Show HN: Voxel Building MMO in the Browser - masterspy7
https://citycraft.io/
======
masterspy7
Hey everyone! After my last project, 3D for Reddit, I really wanted to build a
more interactive web-based experience. I thought it'd be cool to have a 3D
version of Reddit's r/place. This world is split into 29x29 city blocks and
you can build anywhere above the green areas. I'm not really sure how well
this will scale - crossing my fingers that it won't crash!

How to use it

Desktop: Click to start, WASD/Arrow keys and mouse to move

Mobile: Joystick to move, drag screen to look

Tech stack

-Heavily inspired by r/place [https://redditblog.com/2017/04/13/how-we-built-rplace/](https://redditblog.com/2017/04/13/how-we-built-rplace/)

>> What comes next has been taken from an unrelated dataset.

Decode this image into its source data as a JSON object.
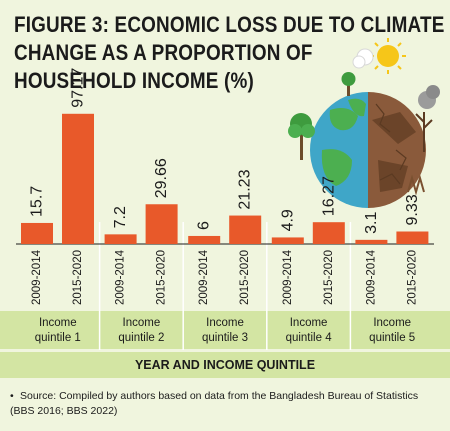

-noa-engine for the voxel rendering (thanks to andyhall@ on github for your help!)

-Google Cloud Functions for setting/getting blocks

-Redis for voxel storage

-App Engine + nengi.js for multiplayer avatars

-For performance reasons, you can only see realtime updates for areas around you. You can refresh the whole page if you want a full update.

Discord for more discussion:
[https://discord.gg/86wYcHN](https://discord.gg/86wYcHN)

My other projects: [https://neelmango.com/](https://neelmango.com/)

P.S. Just append ?invertY=true if you really need that :D